Parentalité : non à une intervention accrue de l’État
- 22:00 jusqu'à 22:00
Le postulat discuté invitait le Conseil d’État à réviser l’offre actuelle des cours de préparation à la naissance. L’objectif affiché est d’y intégrer une approche globale centrée sur la parentalité pour sensibiliser les futurs parents aux enjeux de l’égalité au sein du couple et à la prévention des violences, tout en incluant activement les pères dans le suivi périnatal pour un dépistage précoce de la dépression post-partum.
Le débat suscité par cette demande soulève des questions fondamentales sur la place de l’État dans l’intimité des foyers. Si l’intention de soutenir les familles face aux défis de la santé mentale et de l’équité est en soi louable, le projet comporte deux problématiques majeures pour notre groupe : le recul de la responsabilité individuelle et une stigmatisation ciblée de la figure paternelle.
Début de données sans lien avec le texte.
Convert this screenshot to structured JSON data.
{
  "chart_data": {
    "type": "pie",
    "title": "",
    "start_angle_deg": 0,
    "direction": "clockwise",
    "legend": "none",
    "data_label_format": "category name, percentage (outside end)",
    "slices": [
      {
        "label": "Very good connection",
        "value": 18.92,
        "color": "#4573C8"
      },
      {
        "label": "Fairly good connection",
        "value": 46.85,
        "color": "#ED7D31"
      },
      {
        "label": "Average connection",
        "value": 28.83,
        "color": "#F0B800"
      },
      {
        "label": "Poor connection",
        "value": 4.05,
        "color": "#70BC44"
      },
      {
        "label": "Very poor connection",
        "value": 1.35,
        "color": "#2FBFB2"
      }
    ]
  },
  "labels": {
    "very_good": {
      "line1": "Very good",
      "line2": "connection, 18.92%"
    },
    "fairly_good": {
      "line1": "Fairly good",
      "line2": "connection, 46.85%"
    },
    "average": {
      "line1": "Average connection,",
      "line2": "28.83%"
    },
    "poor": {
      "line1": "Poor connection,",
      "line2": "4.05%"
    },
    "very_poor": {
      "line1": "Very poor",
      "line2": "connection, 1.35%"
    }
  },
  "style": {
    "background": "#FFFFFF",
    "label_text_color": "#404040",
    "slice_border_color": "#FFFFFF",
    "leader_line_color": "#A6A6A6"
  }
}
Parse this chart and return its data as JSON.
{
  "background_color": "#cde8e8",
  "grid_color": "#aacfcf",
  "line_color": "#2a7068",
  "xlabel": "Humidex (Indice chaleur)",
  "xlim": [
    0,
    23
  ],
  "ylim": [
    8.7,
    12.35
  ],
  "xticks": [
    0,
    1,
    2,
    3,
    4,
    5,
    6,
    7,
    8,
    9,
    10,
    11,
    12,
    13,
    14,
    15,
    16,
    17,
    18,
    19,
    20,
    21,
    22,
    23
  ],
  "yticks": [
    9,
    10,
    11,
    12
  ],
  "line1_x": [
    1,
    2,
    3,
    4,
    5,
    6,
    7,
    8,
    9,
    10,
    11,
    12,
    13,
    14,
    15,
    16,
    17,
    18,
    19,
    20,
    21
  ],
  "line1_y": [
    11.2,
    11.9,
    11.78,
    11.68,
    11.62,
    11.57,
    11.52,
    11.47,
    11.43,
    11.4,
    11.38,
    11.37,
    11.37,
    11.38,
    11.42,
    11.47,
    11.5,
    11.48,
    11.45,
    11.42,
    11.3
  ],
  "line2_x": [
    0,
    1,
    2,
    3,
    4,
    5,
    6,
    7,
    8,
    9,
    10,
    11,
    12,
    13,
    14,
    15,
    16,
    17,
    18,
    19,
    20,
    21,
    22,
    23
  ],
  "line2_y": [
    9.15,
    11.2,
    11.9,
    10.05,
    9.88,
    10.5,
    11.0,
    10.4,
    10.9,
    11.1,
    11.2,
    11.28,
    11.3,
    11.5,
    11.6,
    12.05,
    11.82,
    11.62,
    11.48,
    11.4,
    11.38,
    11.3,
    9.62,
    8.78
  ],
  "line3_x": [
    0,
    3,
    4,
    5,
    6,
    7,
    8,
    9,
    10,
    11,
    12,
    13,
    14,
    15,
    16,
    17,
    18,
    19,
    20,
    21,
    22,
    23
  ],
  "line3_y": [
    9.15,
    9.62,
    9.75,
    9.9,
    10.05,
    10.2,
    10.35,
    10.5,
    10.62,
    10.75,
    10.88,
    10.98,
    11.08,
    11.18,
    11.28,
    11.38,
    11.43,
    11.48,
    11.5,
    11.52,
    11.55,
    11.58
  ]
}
L’argument premier contre ce postulat réside dans la défense de la sphère privée et du libre arbitre. La parentalité doit demeurer le domaine de la responsabilité individuelle. Vouloir systématiser un cadre d’égalité « standardisé » par l’État engendre un risque de culpabilisation des parents qui souhaitent vivre cette transition selon leurs propres valeurs culturelles ou personnelles. Le passage à la parentalité n’a pas à s’inscrire dans un moule uniforme. De plus, le réseau neuchâtelois actuel (pédiatres, sage-femmes, maisons de naissance, associations) est déjà dense, compétent et assure une veille psychosociale pragmatique et de terrain. Rajouter une couche bureaucratique d’évaluation ne ferait que pathologiser des étapes de transition pourtant normales, privant les parents de la confiance en leurs propres ressources et de leur résilience naturelle. Enfin, modifier le contenu des cours actuels pour y intégrer des volets de politique d’égalité fait courir le risque d’une exclusion des remboursements de la LAMal.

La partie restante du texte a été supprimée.